Helena-West Helena Arkansas

Chaque midi de semaine depuis 1941, une émission de radio part de cette petite cité d'Arkansas pour arroser la région de blues : King Biscuit Time, la plus ancienne émission quotidienne du genre aux États-Unis. Sonny Boy Williamson II y joua en direct, harmonica au poing; des générations de musiciens, dont un jeune B.B. King de l'autre côté du fleuve, l'écoutèrent religieusement à l'heure du dîner. Les bateaux accostent au pied de la digue, à quelques rues d'un centre historique où cette musique n'a jamais cessé de résonner.
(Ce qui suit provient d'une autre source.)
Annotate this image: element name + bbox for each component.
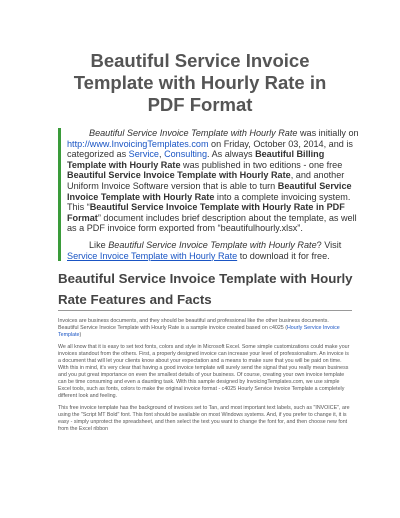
text-run: on Friday, October 03, 2014, and is categorized as [67, 138, 353, 160]
heading-line: Beautiful Service Invoice Template with Hourly [58, 271, 353, 286]
intro-block [58, 128, 359, 261]
bold-run: Beautiful Billing Template with Hourly Rate [67, 149, 325, 170]
heading-line: Rate Features and Facts [58, 292, 212, 307]
template-name-italic: Beautiful Service Invoice Template with Hourly Rate [89, 128, 298, 138]
text-run: Invoices are business documents, and they should be beautiful and professional like the other business documents. Beautiful Service Invoice Template with Hourly Rate is a sample invoice created based on c4025 ( [58, 318, 329, 331]
text-run: into a complete invoicing system. This “ [67, 191, 351, 213]
body-paragraph: We all know that it is easy to set text fonts, colors and style in Microsoft Excel. Some simple customizations could make your invoices standout from the others. First, a properly designed invoice can increase your level of professionalism. An invoice is a document that will let your clients know about your expectation and a means to make sure that you will be paid on time. With this in mind, it's very clear that having a good invoice template will surely send the signal that you really mean business and you put great importance on even the smallest details of your business. Of course, creating your own invoice template can be time consuming and even a daunting task. With this sample designed by InvoicingTemplates.com, we use simple Excel tools, such as fonts, colors to make the original invoice format - c4025 Hourly Service Invoice Template a completely different look and feeling. [58, 344, 350, 399]
hourly-template-link[interactable]: Hourly Service Invoice Template [58, 325, 340, 338]
text-run: to download it for free. [237, 250, 330, 261]
body-text [58, 318, 350, 438]
section-divider [58, 310, 352, 311]
bold-run: Beautiful Service Invoice Template with Hourly Rate in PDF Format [67, 202, 345, 223]
text-run: was published in two editions - one free [180, 159, 343, 170]
text-run: ” document includes brief description about the template, as well as a PDF invoice form exported from “beautifulhourly.xlsx”. [67, 212, 357, 234]
text-run: , and another Uniform Invoice Software version that is able to turn [67, 170, 345, 191]
bold-run: Beautiful Service Invoice Template with Hourly Rate [67, 170, 291, 181]
site-link[interactable]: http://www.InvoicingTemplates.com [67, 138, 209, 149]
page-title [40, 50, 360, 116]
text-run: ) [79, 332, 82, 338]
body-paragraph: This free invoice template has the background of invoices set to Tan, and most important text labels, such as "INVOICE", are using the "Script MT Bold" font. This font should be available on most Windows systems. And, if you prefer to change it, it is easy - simply unprotect the spreadsheet, and then select the text you want to change the font for, and then choose new font from the Excel ribbon [58, 405, 350, 432]
bold-run: Beautiful Service Invoice Template with Hourly Rate [67, 180, 352, 202]
text-run: . As always [207, 149, 256, 160]
text-run: was initially on [297, 128, 359, 138]
intro-paragraph [67, 128, 359, 234]
template-name-italic: Beautiful Service Invoice Template with Hourly Rate [108, 239, 317, 250]
download-link[interactable]: Service Invoice Template with Hourly Rate [67, 250, 238, 261]
text-run: Like [89, 239, 109, 250]
category-link-consulting[interactable]: Consulting [164, 149, 208, 160]
body-paragraph [58, 318, 350, 339]
text-run: ? Visit [316, 239, 342, 250]
text-run: , [159, 149, 165, 160]
category-link-service[interactable]: Service [128, 149, 159, 160]
intro-paragraph [67, 240, 359, 261]
section-heading [58, 268, 358, 310]
title-line: Beautiful Service Invoice [90, 50, 310, 71]
title-line: Template with Hourly Rate in [73, 72, 327, 93]
title-line: PDF Format [147, 94, 253, 115]
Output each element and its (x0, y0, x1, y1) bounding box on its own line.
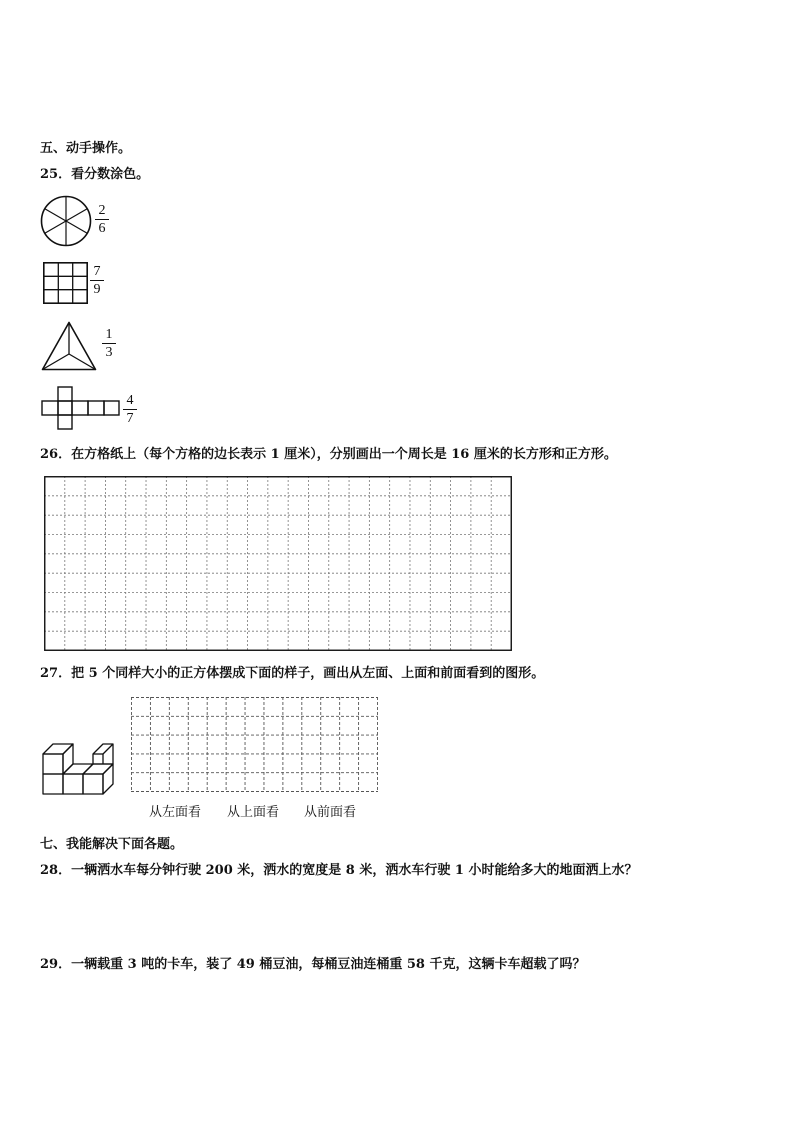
fraction-cross (123, 393, 137, 426)
q28-text: 28．一辆洒水车每分钟行驶 200 米，洒水的宽度是 8 米，洒水车行驶 1 小时能给多大的地面洒上水？ (40, 863, 638, 878)
caption-top-view: 从上面看 (227, 805, 280, 820)
fraction-bar (95, 219, 109, 220)
section5-title: 五、动手操作。 (40, 141, 132, 156)
grid-paper[interactable] (44, 476, 513, 652)
fraction-bar (90, 280, 104, 281)
fraction-grid (90, 264, 104, 297)
fraction-bar (102, 343, 116, 344)
cross-sevenths-figure (41, 386, 121, 430)
fraction-bar (123, 409, 137, 410)
triangle-thirds-figure (41, 321, 97, 371)
fraction-denominator: 9 (93, 282, 101, 297)
q25-text: 25．看分数涂色。 (40, 167, 150, 182)
cubes-figure (41, 742, 116, 796)
fraction-denominator: 3 (105, 345, 113, 360)
grid-ninths-figure (43, 262, 88, 304)
fraction-circle (95, 203, 109, 236)
fraction-denominator: 7 (126, 411, 134, 426)
q29-text: 29．一辆载重 3 吨的卡车，装了 49 桶豆油，每桶豆油连桶重 58 千克，这辆卡车超载了吗？ (40, 957, 586, 972)
fraction-numerator: 2 (98, 203, 106, 218)
section7-title: 七、我能解决下面各题。 (40, 837, 184, 852)
q26-text: 26．在方格纸上（每个方格的边长表示 1 厘米），分别画出一个周长是 16 厘米的长方形和正方形。 (40, 447, 617, 462)
caption-left-view: 从左面看 (149, 805, 202, 820)
fraction-triangle (102, 327, 116, 360)
caption-front-view: 从前面看 (304, 805, 357, 820)
circle-sixths-figure (40, 195, 92, 247)
fraction-numerator: 1 (105, 327, 113, 342)
fraction-denominator: 6 (98, 221, 106, 236)
view-grid[interactable] (131, 697, 379, 793)
fraction-numerator: 7 (93, 264, 101, 279)
fraction-numerator: 4 (126, 393, 134, 408)
q27-text: 27．把 5 个同样大小的正方体摆成下面的样子，画出从左面、上面和前面看到的图形。 (40, 666, 545, 681)
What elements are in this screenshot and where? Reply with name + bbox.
Cherry Street, la mémoire du coton

La rue commerçante historique aligne façades du début du 20e siècle, témoins de l'époque où Helena comptait parmi les escales les plus actives du bas Mississippi, quand les balles de coton s'empilaient sur les quais. Certaines vitrines dorment, d'autres renaissent en galeries, cafés et boutiques de disques où l'on déniche des rééditions introuvables ailleurs. Les guides locaux, souvent musiciens eux-mêmes, glissent des anecdotes que nul livret ne raconte. On y marche au rythme lent du Sud, entre murales consacrées aux légendes locales et enseignes patinées par l'humidité, en devinant partout les traces d'une prospérité ancienne qui attend son retour. Un banc à l'ombre, un thé glacé, une conversation avec un passant : la matinée file sans qu'on y prenne garde.

Le Delta Cultural Center

Installé dans un ancien dépôt ferroviaire et un centre d'accueil voisin, ce musée d'État raconte la plaine alluviale de l'Arkansas : les crues du grand fleuve, la culture du coton, les migrations vers Chicago et la naissance des musiques qui ont changé l'Amérique, du gospel au rockabilly. Le studio de King Biscuit Time s'y trouve toujours, et les visiteurs présents en début d'après-midi assistent en direct à l'enregistrement, animé au micro avec une bonhomie contagieuse par un vétéran des ondes. Peu de musées offrent ainsi de voir l'histoire continuer sous leurs yeux, jour après jour, après des milliers d'émissions.

Une position disputée pendant la guerre de Sécession

Poste stratégique sur le Mississippi, Helena fut fortifiée par l'armée de l'Union et attaquée en juillet 1863, le jour même de la reddition de Vicksburg. La reconstitution du fort Curtis, en plein centre, et plusieurs panneaux d'interprétation disséminés dans les rues permettent de suivre cet épisode méconnu, qui vit des milliers d'esclaves affranchis rejoindre les lignes nordistes pour y gagner leur liberté. Les cimetières ombragés des hauteurs, où reposent soldats des deux camps et notables d'autrefois, ajoutent leur mélancolie au parcours, sous les chênes et les magnolias.

La digue et le grand fleuve

Un sentier aménagé grimpe sur la levée qui protège les maisons : d'un côté les toits de la cité, de l'autre l'immense plaine brune du Mississippi, ses bancs de sable et ses convois de barges qui glissent sans un bruit. En octobre, ce décor tranquille change de visage quand le festival King Biscuit attire des dizaines de milliers d'amateurs venus du monde entier écouter guitares et harmonicas sous les projecteurs de Cherry Street. Le reste de l'année, on partage la levée avec quelques promeneurs de chiens et des nuées d'hirondelles, et le coucher de soleil sur l'eau brune se savoure sans partage, dans un silence que seul trouble le grondement lointain d'un remorqueur.

Repères pour l'escale

ÉlémentDétail
AccostageAmarrage près du centre historique
Delta Cultural CenterÀ distance de marche; émission en direct les jours de semaine
AmbianceVisite à pied; rythme paisible du Sud

Au moment du départ, il n'est pas rare qu'un air d'harmonica accompagne les passagers jusqu'à la passerelle. Helena n'est plus la reine du coton, mais elle a gardé l'essentiel : une musique née de la peine et devenue fierté, qui continue, chaque midi, de traverser le fleuve.